Convivendo em espaços racializados e impregnados pela ideologia racista dominante, as organizações e partidos de esquerda não discutiam o papel e a importância da ideologia racista enquanto elemento reprodutor e estruturante das desigualdades em nossa sociedade. Por conseqüência, viam a questão racial em mero problema relativo às minorias, o que exigia da militância comprometida com a questão racial uma ação mais efetiva.

Neste caminho, trabalharam também pela implantação de algum tipo de estrutura anti- racista dentro daqueles partidos. Somente em 1995 foi criada a Secretaria Nacional de Combate ao Racismo do PT, durante o X Encontro Nacional do partido, evento em que este homenageou os 300 anos de Zumbi dos Palmares. Também o PDT criou uma instância de ação mais focada na questão racial.

No entanto, nenhuma destas alcançou a visibilidade necessária, devido à cultura e ao discurso hegemônico, produzido por grande maioria de sindicalistas e militantes (quase todos do sexo masculino e brancos), de que o problema dos trabalhadores era de classe e não de raça.

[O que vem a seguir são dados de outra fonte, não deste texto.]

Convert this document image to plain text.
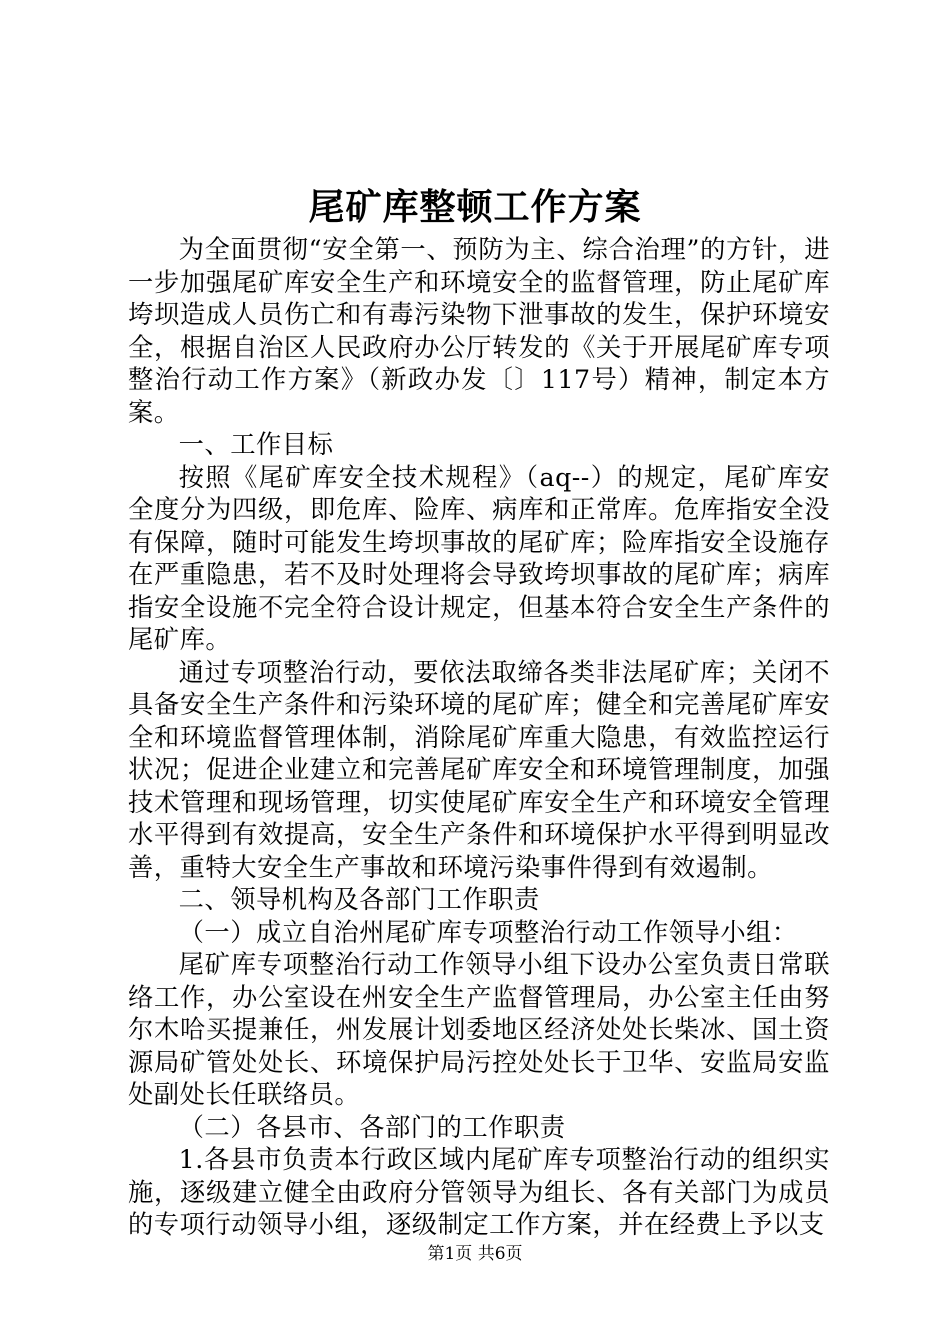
尾矿库整顿工作方案

为全面贯彻“安全第一、预防为主、综合治理”的方针，进一步加强尾矿库安全生产和环境安全的监督管理，防止尾矿库垮坝造成人员伤亡和有毒污染物下泄事故的发生，保护环境安全，根据自治区人民政府办公厅转发的《关于开展尾矿库专项整治行动工作方案》（新政办发〔〕117号）精神，制定本方案。

一、工作目标

按照《尾矿库安全技术规程》（aq--）的规定，尾矿库安全度分为四级，即危库、险库、病库和正常库。危库指安全没有保障，随时可能发生垮坝事故的尾矿库；险库指安全设施存在严重隐患，若不及时处理将会导致垮坝事故的尾矿库；病库指安全设施不完全符合设计规定，但基本符合安全生产条件的尾矿库。

通过专项整治行动，要依法取缔各类非法尾矿库；关闭不具备安全生产条件和污染环境的尾矿库；健全和完善尾矿库安全和环境监督管理体制，消除尾矿库重大隐患，有效监控运行状况；促进企业建立和完善尾矿库安全和环境管理制度，加强技术管理和现场管理，切实使尾矿库安全生产和环境安全管理水平得到有效提高，安全生产条件和环境保护水平得到明显改善，重特大安全生产事故和环境污染事件得到有效遏制。

二、领导机构及各部门工作职责

（一）成立自治州尾矿库专项整治行动工作领导小组：

尾矿库专项整治行动工作领导小组下设办公室负责日常联络工作，办公室设在州安全生产监督管理局，办公室主任由努尔木哈买提兼任，州发展计划委地区经济处处长柴冰、国土资源局矿管处处长、环境保护局污控处处长于卫华、安监局安监处副处长任联络员。

（二）各县市、各部门的工作职责

1.各县市负责本行政区域内尾矿库专项整治行动的组织实施，逐级建立健全由政府分管领导为组长、各有关部门为成员的专项行动领导小组，逐级制定工作方案，并在经费上予以支

第1页 共6页
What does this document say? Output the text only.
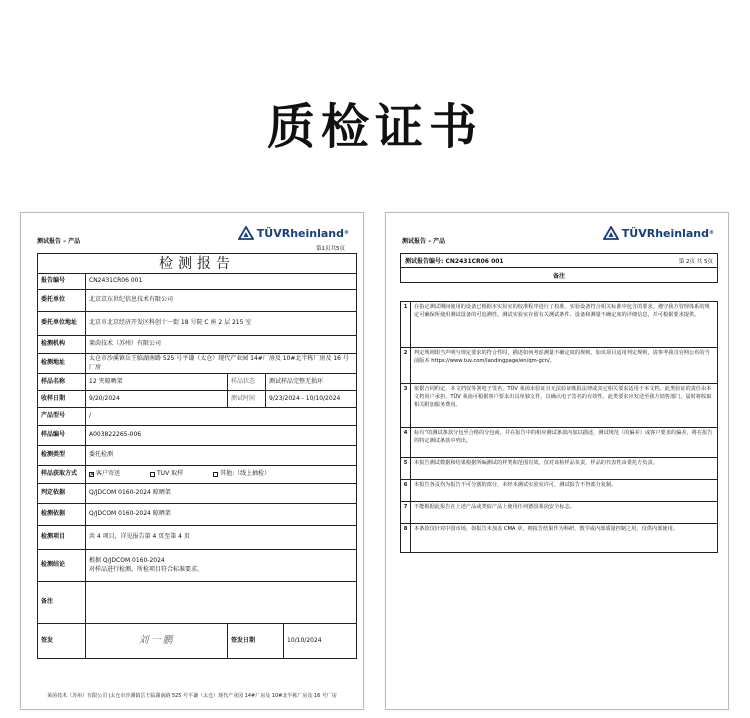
质检证书
测试报告 – 产品
TÜVRheinland ®
第1页共5页
检测报告
报告编号	CN2431CR06 001
委托单位	北京京东世纪信息技术有限公司
委托单位地址	北京市北京经济开发区科创十一街 18 号院 C 座 2 层 215 室
检测机构	莱茵技术（苏州）有限公司
检测地址
太仓市沙溪镇岳王临湖南路 525 号平谦（太仓）现代产业园 14#厂房及 10#北半栋厂房及 16 号厂房
样品名称	12 夹晾晒架	样品状态	测试样品完整无损坏
收样日期	9/20/2024	测试时间	9/23/2024 - 10/10/2024
产品型号	/
样品编号	A003822265-006
检测类型	委托检测
样品获取方式
×	客户寄送	TUV 取样	其他:（线上抽检）
判定依据	Q/JDCOM 0160-2024 晾晒架
检测依据	Q/JDCOM 0160-2024 晾晒架
检测项目	共 4 项目，详见报告第 4 页至第 4 页
检测结论
根据 Q/JDCOM 0160-2024
对样品进行检测，所检项目符合标准要求。
备注
签发	刘一鹏	签发日期	10/10/2024
莱茵技术（苏州）有限公司 |太仓市沙溪镇岳王临湖南路 525 号平谦（太仓）现代产业园 14#厂房及 10#北半栋厂房及 16 号厂房
测试报告 – 产品
TÜVRheinland ®
测试报告编号: CN2431CR06 001	第 2页 共 5页
备注
1	在指定测试期间使用的设备已根据本实验室的校准程序进行了校准。实验设备符合相关标准中包含的要求。遵守我方管理体系的规定可确保所使用测试设备的可追溯性。测试实验室存留有关测试条件、设备和测量不确定度的详细信息，并可根据要求提供。
2	判定规则即当声明与规定要求的符合性时，描述如何考虑测量不确定度的规则。如该项目适用判定规则，请参考我司官网公布的当前版本 https://www.tuv.com/landingpage/en/qm-gcn/。
3	依据合同约定，本文档仅等署电子签名，TÜV 莱茵未验证且无法验证帐报法律或其它相关要求适用于本文档。此类验证的责任由本文档用户承担。TÜV 莱茵可根据客户要求出具单独文件，以确认电子签名的有效性。此类要求应发送至我方销售部门，届时将收取相关附加服务费用。
4	标有“的测试条款分包至合格的分包商，并在报告中的相应测试条款内加以描述。测试规范（的偏差）或客户要求的偏差，将在报告的特定测试条款中列出。
5	本报告测试数据和结果根据所编测试的样类和范围有效。仅对该检样品负责，样品的代表性由委托方负责。
6	本报告各页均为报告不可分割的部分，未经本测试实验室许可，测试报告不得部分复制。
7	不能根据此报告在上述产品或类似产品上使用任何德国莱茵安全标志。
8	本条款仅针对中国市场，如报告未加盖 CMA 章，则报告结果作为科研、教学或内部质量控制之用，仅供内部使用。
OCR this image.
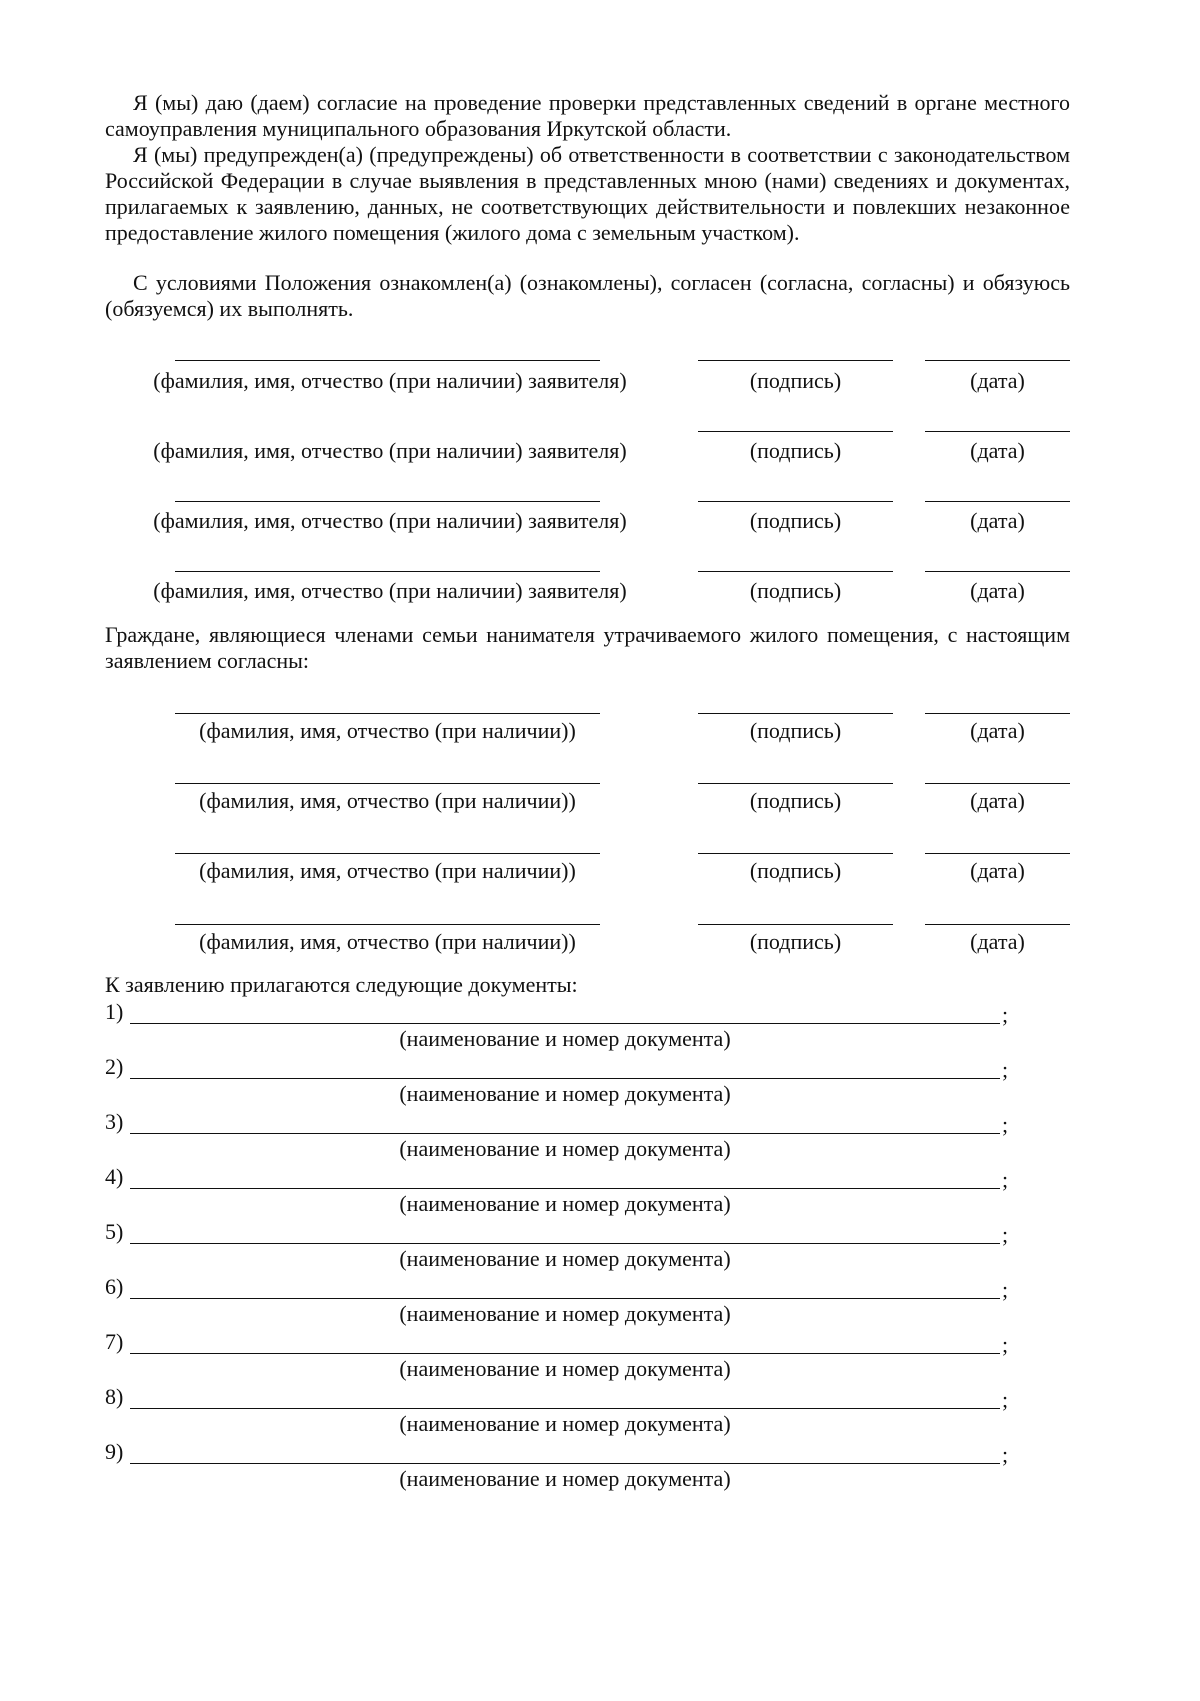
Я (мы) даю (даем) согласие на проведение проверки представленных сведений в органе местного самоуправления муниципального образования Иркутской области.

Я (мы) предупрежден(а) (предупреждены) об ответственности в соответствии с законодательством Российской Федерации в случае выявления в представленных мною (нами) сведениях и документах, прилагаемых к заявлению, данных, не соответствующих действительности и повлекших незаконное предоставление жилого помещения (жилого дома с земельным участком).

С условиями Положения ознакомлен(а) (ознакомлены), согласен (согласна, согласны) и обязуюсь (обязуемся) их выполнять.

(фамилия, имя, отчество (при наличии) заявителя)	(подпись)	(дата)
(фамилия, имя, отчество (при наличии) заявителя)	(подпись)	(дата)
(фамилия, имя, отчество (при наличии) заявителя)	(подпись)	(дата)
(фамилия, имя, отчество (при наличии) заявителя)	(подпись)	(дата)

Граждане, являющиеся членами семьи нанимателя утрачиваемого жилого помещения, с настоящим заявлением согласны:

(фамилия, имя, отчество (при наличии))	(подпись)	(дата)
(фамилия, имя, отчество (при наличии))	(подпись)	(дата)
(фамилия, имя, отчество (при наличии))	(подпись)	(дата)
(фамилия, имя, отчество (при наличии))	(подпись)	(дата)
К заявлению прилагаются следующие документы:
1)	;
(наименование и номер документа)
2)	;
(наименование и номер документа)
3)	;
(наименование и номер документа)
4)	;
(наименование и номер документа)
5)	;
(наименование и номер документа)
6)	;
(наименование и номер документа)
7)	;
(наименование и номер документа)
8)	;
(наименование и номер документа)
9)	;
(наименование и номер документа)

Esse tipo de discurso, somado ao imaginário social de inferioridade negra produzido ao longo da história brasileira e aliado às dificuldades financeiras para bancar uma candidatura, fez com que a maioria dos negros e negras que postularam cargos eletivos não obtivesse sucesso3.

3 Vale ressaltar a eleição de Abdias do Nascimento e Carlos Alberto Caó, como suplentes de deputado federal, em 1982. Como alguns deputados do PDT assumiram cargos de secretários de governo, ambos assumiram as cadeiras na Câmara dos Deputados. Ainda hoje, Abdias é um ícone da luta anti-racista brasileira e o deputado Carlos Caó foi autor da Lei 7.716, de 5 de janeiro de 1989, que definiu os crimes resultantes de preconceito de raça e de cor no Brasil.